The refugees on hunger strike ended their strike and returned to the camp.
· Colonel Turluck had promised that the voluntary project of re-location to Musel would be finalized by the end of October.
· On October 22nd, these refugees were informed that due to the security reasons, they would not be allowed to use the phone.
· By the end of October it became evident that the project of re-location to Musel was not going to materialize.
· By early November as the lies about re-location to Musel became evident, those who had broken their hunger strike started another hunger strike.
· By November 20th, one of these individuals had been on hunger strike for 9 days.
· On November 18 th , sometimes during the night, five of these individuals, who were on hunger strike, were taken out of the camp and were left on a nearby road.
· Before leaving the camp, the camp authorities videotaped these individuals. In these videotapes they were asked to state that they were leaving the camp on their own free will.
· Few days later five more individuals were taken out of the camp at night and were abandoned on the nearby road.
· By now 20 individuals have been taken out of the camp in the dark of the night and have been dropped off somewhere close to the camp.
· These abandoned individuals are in danger any time they come across an American checkpoint, the head hunters of the Iranian regime and the dangerous gangs and individuals in Iraq.
· By November, the previous director of the camp, Col.
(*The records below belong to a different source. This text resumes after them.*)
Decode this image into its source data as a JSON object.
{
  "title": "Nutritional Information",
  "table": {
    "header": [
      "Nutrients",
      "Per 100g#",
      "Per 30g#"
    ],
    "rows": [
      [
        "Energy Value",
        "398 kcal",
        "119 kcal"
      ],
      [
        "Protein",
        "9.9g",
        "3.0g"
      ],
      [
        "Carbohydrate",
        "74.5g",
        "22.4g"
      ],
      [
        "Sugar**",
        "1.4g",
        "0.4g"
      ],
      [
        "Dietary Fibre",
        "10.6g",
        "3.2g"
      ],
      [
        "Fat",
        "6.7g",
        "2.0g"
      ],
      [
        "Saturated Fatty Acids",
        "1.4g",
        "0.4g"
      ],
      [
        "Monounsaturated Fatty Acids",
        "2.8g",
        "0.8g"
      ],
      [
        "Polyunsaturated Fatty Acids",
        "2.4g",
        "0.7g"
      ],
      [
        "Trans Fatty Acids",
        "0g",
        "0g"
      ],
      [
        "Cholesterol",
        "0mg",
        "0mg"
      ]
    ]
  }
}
Turluck, was replaced by Officer Harmon.
· On December 17 two individuals who had left the camp and were residing in a hotel, left their friend in the hotel for an outing. They have not been heard from since then and no one has any information of their whereabouts.
· On December 18 six more individuals were taken out of the camp and were left on a nearby road. No one has heard from these individuals since then.
Conditions at the camp
· No access to outside/denied to see a lawyer
· No access to the internet
· The limited letters, e-mails and phone calls are censored and monitored. If the refugees talk about their condition in the camp on the phone, the American authorities threaten them with losing the right to use the phone. Some emails were never sent and the complaints remain unanswered.
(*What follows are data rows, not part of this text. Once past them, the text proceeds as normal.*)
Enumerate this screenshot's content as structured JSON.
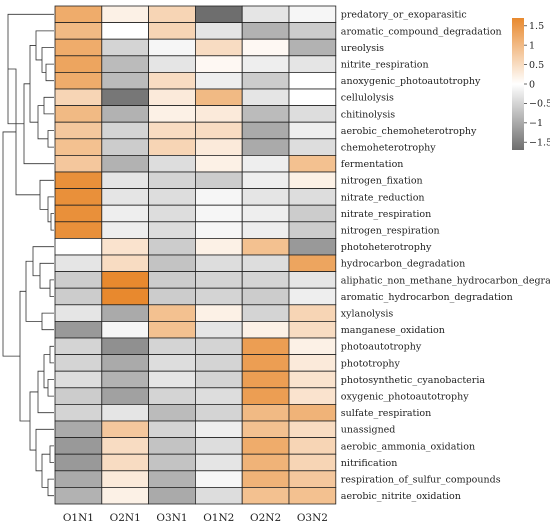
{
  "chart_data": {
    "type": "heatmap",
    "columns": [
      "O1N1",
      "O2N1",
      "O3N1",
      "O1N2",
      "O2N2",
      "O3N2"
    ],
    "rows": [
      "predatory_or_exoparasitic",
      "aromatic_compound_degradation",
      "ureolysis",
      "nitrite_respiration",
      "anoxygenic_photoautotrophy",
      "cellulolysis",
      "chitinolysis",
      "aerobic_chemoheterotrophy",
      "chemoheterotrophy",
      "fermentation",
      "nitrogen_fixation",
      "nitrate_reduction",
      "nitrate_respiration",
      "nitrogen_respiration",
      "photoheterotrophy",
      "hydrocarbon_degradation",
      "aliphatic_non_methane_hydrocarbon_degradation",
      "aromatic_hydrocarbon_degradation",
      "xylanolysis",
      "manganese_oxidation",
      "photoautotrophy",
      "phototrophy",
      "photosynthetic_cyanobacteria",
      "oxygenic_photoautotrophy",
      "sulfate_respiration",
      "unassigned",
      "aerobic_ammonia_oxidation",
      "nitrification",
      "respiration_of_sulfur_compounds",
      "aerobic_nitrite_oxidation"
    ],
    "values": [
      [
        1.2,
        0.2,
        0.6,
        -1.7,
        -0.3,
        -0.1
      ],
      [
        1.0,
        0.0,
        0.6,
        -0.3,
        -0.9,
        -0.6
      ],
      [
        1.2,
        -0.5,
        -0.1,
        0.5,
        0.1,
        -0.9
      ],
      [
        1.3,
        -0.8,
        -0.3,
        0.1,
        -0.2,
        -0.3
      ],
      [
        1.2,
        -0.8,
        0.5,
        -0.2,
        -0.6,
        0.0
      ],
      [
        0.6,
        -1.6,
        0.3,
        1.0,
        -0.3,
        0.0
      ],
      [
        1.0,
        -0.9,
        0.2,
        0.3,
        -0.8,
        -0.4
      ],
      [
        0.8,
        -0.5,
        0.5,
        0.5,
        -1.0,
        -0.2
      ],
      [
        0.9,
        -0.6,
        0.6,
        0.3,
        -1.0,
        -0.4
      ],
      [
        0.8,
        -0.9,
        -0.4,
        0.2,
        -0.2,
        0.9
      ],
      [
        1.6,
        -0.3,
        -0.5,
        -0.6,
        -0.2,
        0.2
      ],
      [
        1.6,
        -0.3,
        -0.4,
        -0.1,
        -0.3,
        -0.4
      ],
      [
        1.6,
        -0.2,
        -0.4,
        -0.1,
        -0.2,
        -0.6
      ],
      [
        1.6,
        -0.2,
        -0.4,
        -0.1,
        -0.2,
        -0.6
      ],
      [
        0.0,
        0.4,
        -0.6,
        0.2,
        0.9,
        -1.2
      ],
      [
        -0.3,
        0.5,
        -0.7,
        -0.4,
        -0.4,
        1.3
      ],
      [
        -0.6,
        1.9,
        -0.6,
        -0.5,
        -0.5,
        -0.3
      ],
      [
        -0.6,
        1.9,
        -0.6,
        -0.5,
        -0.6,
        -0.2
      ],
      [
        -0.3,
        -1.0,
        0.9,
        0.2,
        -0.5,
        0.6
      ],
      [
        -1.2,
        -0.1,
        0.9,
        -0.3,
        0.2,
        0.5
      ],
      [
        -0.5,
        -1.3,
        -0.5,
        -0.5,
        1.4,
        0.2
      ],
      [
        -0.5,
        -1.0,
        -0.4,
        -0.5,
        1.4,
        0.3
      ],
      [
        -0.4,
        -0.9,
        -0.3,
        -0.5,
        1.4,
        0.4
      ],
      [
        -0.6,
        -1.1,
        -0.5,
        -0.4,
        1.4,
        0.4
      ],
      [
        -0.5,
        -0.3,
        -0.8,
        -0.5,
        1.0,
        1.1
      ],
      [
        -1.0,
        0.8,
        -0.5,
        -0.2,
        0.9,
        0.5
      ],
      [
        -1.2,
        0.5,
        -0.7,
        -0.4,
        1.2,
        0.6
      ],
      [
        -1.2,
        0.5,
        -0.7,
        -0.3,
        1.1,
        0.6
      ],
      [
        -1.0,
        0.3,
        -0.9,
        -0.1,
        1.1,
        0.8
      ],
      [
        -0.9,
        0.2,
        -1.0,
        -0.4,
        0.9,
        0.9
      ]
    ],
    "color_scale": {
      "min": -1.7,
      "max": 1.7,
      "low_color": "#6e6e6e",
      "mid_color": "#ffffff",
      "high_color": "#e8892e"
    },
    "legend": {
      "ticks": [
        1.5,
        1,
        0.5,
        0,
        -0.5,
        -1,
        -1.5
      ],
      "tick_labels": [
        "1.5",
        "1",
        "0.5",
        "0",
        "−0.5",
        "−1",
        "−1.5"
      ],
      "placement": "top-right"
    },
    "row_dendrogram": true,
    "column_dendrogram": false
  }
}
· Limited medical services in the camp
· No medical services outside the camp
· A prisoner, who is going blind and needs immediate surgery, is not allowed to go to Baghdad for the operation.
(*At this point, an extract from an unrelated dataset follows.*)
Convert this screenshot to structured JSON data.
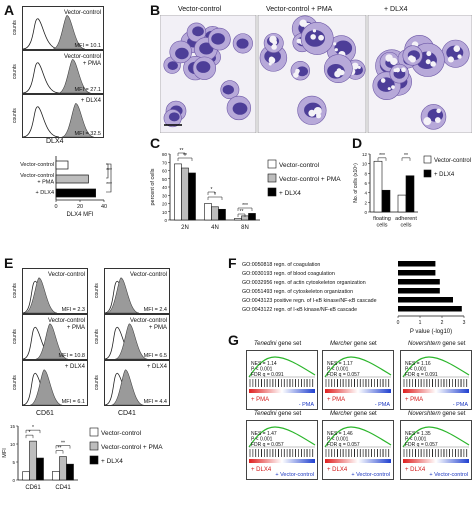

· Water shortage- no water on some days and on other days 3-4 hours at most, for months at a time
· The refugees live in tents.
· Constant mal-treatment and torture - In one occasion, these refugees denied entry to their tents to an American soldier who refused to remove his boots. (They pray in the tents and therefore everybody must remove their shoes prior to entering the tent). The angry soldier beat them up and broke the shoulder of one of them. Needles to say, the broken shoulder was never treated medically.
· There have been fifty incidents such as this resulting in the batter and injury of these refugees.
· When these refugees go on hunger strike, they are immediately moved into solitary confinement and they lose all their privileges such as visits by their friends or contacting their families by phone.
· There is evidence of cooperation between American authorities and PMOI. Once in a while some members of the PMOI are brought into the camp. They mingle with the refugees and try to get as much information as possible. They then pass the information to the American authorities and leave the camp. Two of these PMOI spies are presently living in Germany.